Why? Because this was all his idea. That’s what Hoiberg revealed during a question-and-answer sessions with Grantland’s Zach Lowe:
[Lowe]:How was the conversation when you told Joakim he officially wasn’t going to start?
[Hoiberg]: Jo actually came to me and talked to me about that. He said, basically, “I’ve always played well with Taj.” He said he thought Niko and Pau played very well together, so let’s go that route. It was actually Jo that started the whole conversation. He came to me. That says a lot about him.
[Lowe]:Were you already leaning that way anyway — like as early as August or September?

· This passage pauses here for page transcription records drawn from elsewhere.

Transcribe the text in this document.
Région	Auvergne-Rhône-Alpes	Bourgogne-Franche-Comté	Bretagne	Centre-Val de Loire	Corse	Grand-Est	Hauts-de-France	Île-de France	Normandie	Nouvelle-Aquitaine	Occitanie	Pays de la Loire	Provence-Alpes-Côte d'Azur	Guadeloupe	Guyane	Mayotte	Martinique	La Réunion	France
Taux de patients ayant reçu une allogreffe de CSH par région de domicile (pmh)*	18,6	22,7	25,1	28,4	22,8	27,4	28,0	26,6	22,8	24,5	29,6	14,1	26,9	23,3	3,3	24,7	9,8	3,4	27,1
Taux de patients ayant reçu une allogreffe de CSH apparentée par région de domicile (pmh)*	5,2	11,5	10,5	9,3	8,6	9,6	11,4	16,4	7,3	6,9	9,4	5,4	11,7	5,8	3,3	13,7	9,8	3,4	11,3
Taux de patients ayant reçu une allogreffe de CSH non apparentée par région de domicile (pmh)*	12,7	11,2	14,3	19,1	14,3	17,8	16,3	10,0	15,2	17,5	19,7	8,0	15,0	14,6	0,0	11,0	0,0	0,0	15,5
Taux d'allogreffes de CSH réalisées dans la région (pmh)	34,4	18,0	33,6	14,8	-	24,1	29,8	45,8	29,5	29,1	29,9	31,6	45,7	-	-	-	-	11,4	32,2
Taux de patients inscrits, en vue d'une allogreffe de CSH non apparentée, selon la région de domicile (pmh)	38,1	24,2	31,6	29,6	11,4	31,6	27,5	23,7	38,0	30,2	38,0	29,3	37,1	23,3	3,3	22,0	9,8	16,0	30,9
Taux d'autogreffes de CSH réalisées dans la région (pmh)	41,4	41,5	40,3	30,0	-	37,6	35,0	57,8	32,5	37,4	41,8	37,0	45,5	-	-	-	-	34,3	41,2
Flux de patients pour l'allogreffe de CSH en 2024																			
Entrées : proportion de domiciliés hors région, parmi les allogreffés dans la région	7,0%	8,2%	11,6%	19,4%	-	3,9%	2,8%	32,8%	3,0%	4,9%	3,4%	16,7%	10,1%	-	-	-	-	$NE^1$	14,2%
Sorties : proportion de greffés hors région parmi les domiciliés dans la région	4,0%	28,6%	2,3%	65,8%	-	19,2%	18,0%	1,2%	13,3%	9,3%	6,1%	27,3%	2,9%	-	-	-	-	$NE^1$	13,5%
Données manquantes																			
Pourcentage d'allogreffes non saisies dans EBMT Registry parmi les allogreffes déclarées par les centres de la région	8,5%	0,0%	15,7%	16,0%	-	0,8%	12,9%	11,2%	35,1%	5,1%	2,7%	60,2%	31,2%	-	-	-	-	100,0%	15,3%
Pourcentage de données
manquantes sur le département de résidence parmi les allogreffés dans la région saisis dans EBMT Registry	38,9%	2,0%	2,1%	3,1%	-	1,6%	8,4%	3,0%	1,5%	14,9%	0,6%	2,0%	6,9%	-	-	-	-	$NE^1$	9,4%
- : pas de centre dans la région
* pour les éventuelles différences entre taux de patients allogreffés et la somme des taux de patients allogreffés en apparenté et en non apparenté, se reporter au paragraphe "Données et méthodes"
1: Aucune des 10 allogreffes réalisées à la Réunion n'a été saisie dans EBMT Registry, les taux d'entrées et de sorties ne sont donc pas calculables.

[Hoiberg]: I had thought a lot about a lot of different lineups. I hadn’t come to any type of conclusion. But it was great of Jo to just come and have that conversation.
[Lowe]: Could it flip back? I already get nervous watching those bench units trying to generate offense.
[Hoiberg]: Sure. We’re not married to anything right now. We’ll see how things go. I liked the chemistry of our first group last night [against Cleveland]. I thought the bench guys came out and played well.
Now, on some level, Joakim Noah might of just been making Hoiberg’s job easier. Maybe he sensed things were headed in that direction, and rather than fight it or wait to see if Hoiberg would, in fact, make that change on his own, he embraced it and owned it and orchestrated it for the sake of the team.
Or perhaps he really doesn’t care. He’s always been lauded as a team guy, and this was the ultimate team-first move. He’s still going to play provided he’s healthy, and if the Bulls emerge as the biggest threat to the Cleveland Cavaliers’ Eastern Conference throne, that’s all the more reason for him to continue owning and loving his role.
Really, that’s the key to everything. So long as the Bulls win, Joakim Noah will have no reason to second guess how he’s being used.